Town located in Oromia state of Ethiopia

Funyan Bira (Funyaan Bira) is a town in East Hararghe Zone of Oromia Region in Ethiopia, on a high plateau at the southern base of Mount Kondudo, which gives the town a climate similar to Harar. It is the administrative center of Gursum District

Fugnan Bira has a latitude and longitude of with an elevation between 1980 and 2049 meters above sea level.

== History ==
In the early 1930s, at Funyan Bira was an agency of Said Bazarah, an export-import firm founded in 1887. During a period of unrest in the area around May 1942, Funyan Bira was also pillaged and burnt. The market was sacked next year during fighting between the Jaarso and Ethiopian government troops.

== Overview ==

The town and its vicinity has suffered from deforestation over the last 30 years. The approximately 9,000 hectares of quasi pristine forest on Mount Medero were reduced to a few remnant patches over a period of just five years from 1992 to 1993. With no active intervention most of its poorer residents will face unprecedented challenges in meeting their basic requirements. The recent recovery of one of just two feral horse population in Africa on Mt. Kundudo and, possibly the publication of the findings of a set of Italian missions in the area, the last of which (published November 2008) evaluates the significance of rock paintings on Mount Stinico, the "nose" overlooking the town, and proposes tourism as a possible source of revenue in the area. The same research-action team, led by Prof. M. Viganò is proposing a series of reafforestations.

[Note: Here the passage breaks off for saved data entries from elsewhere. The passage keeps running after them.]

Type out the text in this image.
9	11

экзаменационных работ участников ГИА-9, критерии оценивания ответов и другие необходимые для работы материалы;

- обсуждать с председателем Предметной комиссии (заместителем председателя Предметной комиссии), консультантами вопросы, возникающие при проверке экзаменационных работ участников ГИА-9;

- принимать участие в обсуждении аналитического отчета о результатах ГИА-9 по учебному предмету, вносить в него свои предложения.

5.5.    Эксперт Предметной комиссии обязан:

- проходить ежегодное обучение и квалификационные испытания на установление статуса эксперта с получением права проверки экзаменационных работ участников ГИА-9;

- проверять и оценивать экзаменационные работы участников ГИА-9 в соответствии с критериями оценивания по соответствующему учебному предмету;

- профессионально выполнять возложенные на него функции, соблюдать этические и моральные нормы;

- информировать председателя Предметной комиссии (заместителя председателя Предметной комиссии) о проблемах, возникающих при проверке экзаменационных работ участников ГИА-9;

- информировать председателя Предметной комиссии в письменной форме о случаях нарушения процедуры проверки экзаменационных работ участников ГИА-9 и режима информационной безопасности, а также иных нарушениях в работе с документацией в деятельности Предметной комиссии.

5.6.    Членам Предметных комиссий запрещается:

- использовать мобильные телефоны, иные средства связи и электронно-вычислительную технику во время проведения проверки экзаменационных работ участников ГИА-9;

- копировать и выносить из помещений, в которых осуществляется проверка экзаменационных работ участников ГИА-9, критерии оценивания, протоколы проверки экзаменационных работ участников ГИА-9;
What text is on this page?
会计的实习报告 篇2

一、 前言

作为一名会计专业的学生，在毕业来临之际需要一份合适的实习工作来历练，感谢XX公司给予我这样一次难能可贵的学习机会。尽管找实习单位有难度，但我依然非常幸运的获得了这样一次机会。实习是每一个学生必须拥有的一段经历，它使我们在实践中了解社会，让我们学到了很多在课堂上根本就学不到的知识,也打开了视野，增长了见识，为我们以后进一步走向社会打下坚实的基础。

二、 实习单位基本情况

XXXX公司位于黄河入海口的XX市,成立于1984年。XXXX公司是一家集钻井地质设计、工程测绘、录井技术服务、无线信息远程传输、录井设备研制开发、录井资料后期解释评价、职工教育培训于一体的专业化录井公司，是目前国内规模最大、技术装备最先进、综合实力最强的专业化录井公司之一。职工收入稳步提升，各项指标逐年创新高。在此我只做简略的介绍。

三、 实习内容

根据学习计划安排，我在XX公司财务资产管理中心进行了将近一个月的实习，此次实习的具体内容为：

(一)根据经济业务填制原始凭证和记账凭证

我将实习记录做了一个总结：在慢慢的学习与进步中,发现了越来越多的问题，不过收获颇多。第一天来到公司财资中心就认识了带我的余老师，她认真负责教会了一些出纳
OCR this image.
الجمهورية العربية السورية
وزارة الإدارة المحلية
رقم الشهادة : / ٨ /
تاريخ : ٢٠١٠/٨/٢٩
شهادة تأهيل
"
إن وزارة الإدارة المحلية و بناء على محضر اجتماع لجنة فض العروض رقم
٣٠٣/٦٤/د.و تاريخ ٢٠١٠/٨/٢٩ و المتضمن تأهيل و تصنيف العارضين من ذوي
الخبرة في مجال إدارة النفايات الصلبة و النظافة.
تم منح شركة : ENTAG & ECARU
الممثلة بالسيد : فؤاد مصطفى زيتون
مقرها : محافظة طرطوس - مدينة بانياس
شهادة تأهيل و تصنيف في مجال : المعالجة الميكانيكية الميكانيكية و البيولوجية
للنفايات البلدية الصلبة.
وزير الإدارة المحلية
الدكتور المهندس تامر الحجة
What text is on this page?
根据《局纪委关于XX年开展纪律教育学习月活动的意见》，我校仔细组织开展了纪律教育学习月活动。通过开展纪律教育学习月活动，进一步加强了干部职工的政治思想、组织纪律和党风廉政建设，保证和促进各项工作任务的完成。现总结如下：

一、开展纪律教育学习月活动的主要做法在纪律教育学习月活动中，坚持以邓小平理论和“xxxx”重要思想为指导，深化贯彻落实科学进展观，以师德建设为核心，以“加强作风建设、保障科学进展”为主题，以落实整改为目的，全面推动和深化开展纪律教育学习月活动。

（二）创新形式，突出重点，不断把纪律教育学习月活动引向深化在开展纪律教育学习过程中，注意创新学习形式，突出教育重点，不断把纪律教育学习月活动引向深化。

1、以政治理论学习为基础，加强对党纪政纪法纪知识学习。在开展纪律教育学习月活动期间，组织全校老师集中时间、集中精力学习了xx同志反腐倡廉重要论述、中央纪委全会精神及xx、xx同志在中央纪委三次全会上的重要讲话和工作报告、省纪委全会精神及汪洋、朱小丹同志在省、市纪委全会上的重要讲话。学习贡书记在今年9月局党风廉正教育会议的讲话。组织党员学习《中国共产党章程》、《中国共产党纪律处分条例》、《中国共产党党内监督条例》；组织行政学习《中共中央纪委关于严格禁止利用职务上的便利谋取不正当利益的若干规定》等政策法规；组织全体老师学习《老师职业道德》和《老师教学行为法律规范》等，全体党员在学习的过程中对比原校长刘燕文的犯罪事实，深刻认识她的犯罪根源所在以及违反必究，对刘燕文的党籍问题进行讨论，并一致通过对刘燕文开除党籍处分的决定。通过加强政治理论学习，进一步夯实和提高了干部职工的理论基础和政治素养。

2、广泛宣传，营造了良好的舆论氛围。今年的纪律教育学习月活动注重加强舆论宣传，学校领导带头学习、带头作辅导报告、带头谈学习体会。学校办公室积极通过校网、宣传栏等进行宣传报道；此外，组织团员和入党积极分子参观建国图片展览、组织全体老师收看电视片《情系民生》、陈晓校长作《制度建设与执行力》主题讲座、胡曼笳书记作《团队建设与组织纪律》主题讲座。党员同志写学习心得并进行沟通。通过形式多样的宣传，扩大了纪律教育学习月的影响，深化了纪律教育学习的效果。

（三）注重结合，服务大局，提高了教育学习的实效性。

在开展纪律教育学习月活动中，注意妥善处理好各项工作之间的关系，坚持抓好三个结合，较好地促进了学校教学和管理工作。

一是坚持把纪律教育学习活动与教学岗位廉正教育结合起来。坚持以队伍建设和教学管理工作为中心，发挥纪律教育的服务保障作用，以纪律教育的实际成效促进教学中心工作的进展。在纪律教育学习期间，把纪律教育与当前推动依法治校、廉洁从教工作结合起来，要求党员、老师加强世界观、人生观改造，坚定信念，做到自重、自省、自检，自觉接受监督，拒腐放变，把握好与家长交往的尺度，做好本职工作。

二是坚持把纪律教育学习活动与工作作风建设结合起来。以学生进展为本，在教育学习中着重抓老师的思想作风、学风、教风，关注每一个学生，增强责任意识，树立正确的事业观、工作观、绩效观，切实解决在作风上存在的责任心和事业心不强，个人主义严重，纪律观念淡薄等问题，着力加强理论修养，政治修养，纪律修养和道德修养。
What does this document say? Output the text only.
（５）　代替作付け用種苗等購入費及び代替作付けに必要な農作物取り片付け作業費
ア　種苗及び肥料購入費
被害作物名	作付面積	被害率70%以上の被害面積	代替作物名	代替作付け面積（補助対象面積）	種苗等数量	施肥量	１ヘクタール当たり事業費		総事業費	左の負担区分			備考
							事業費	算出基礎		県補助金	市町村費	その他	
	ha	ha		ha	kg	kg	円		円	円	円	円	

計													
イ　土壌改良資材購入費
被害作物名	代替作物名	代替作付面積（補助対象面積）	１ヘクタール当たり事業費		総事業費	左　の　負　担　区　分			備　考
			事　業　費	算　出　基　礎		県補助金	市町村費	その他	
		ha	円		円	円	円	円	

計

The Oromo language Funyaan Bira means near a nose, referring to the town's proximity to the last part of a mountain chain. The town has also variously been known as (or spelled) Fugnanbira, Fiambiro, Flambiro, Fiyambiro, Funyambira, Finianbira, Fugnan Hujuba, Fugnan Ugiuba, Funyan Jeba, F. Jebe, Borsom, and Funyaabirra.

== Demographics ==
Based on figures from the Central Statistical Agency in 2005, Funyan Bira has an estimated total population of 15,478 of whom 7,676 are men and 7,802 are women. The 1994 national census reported this town had a total population of 8,657 of whom 4,163 were men and 4,494 women. The town is primarily inhabited by th Jaarso clan with a minority of (Bursuuk) and Akisho. The Gadabuursi subclan of the Dir also settle in the town.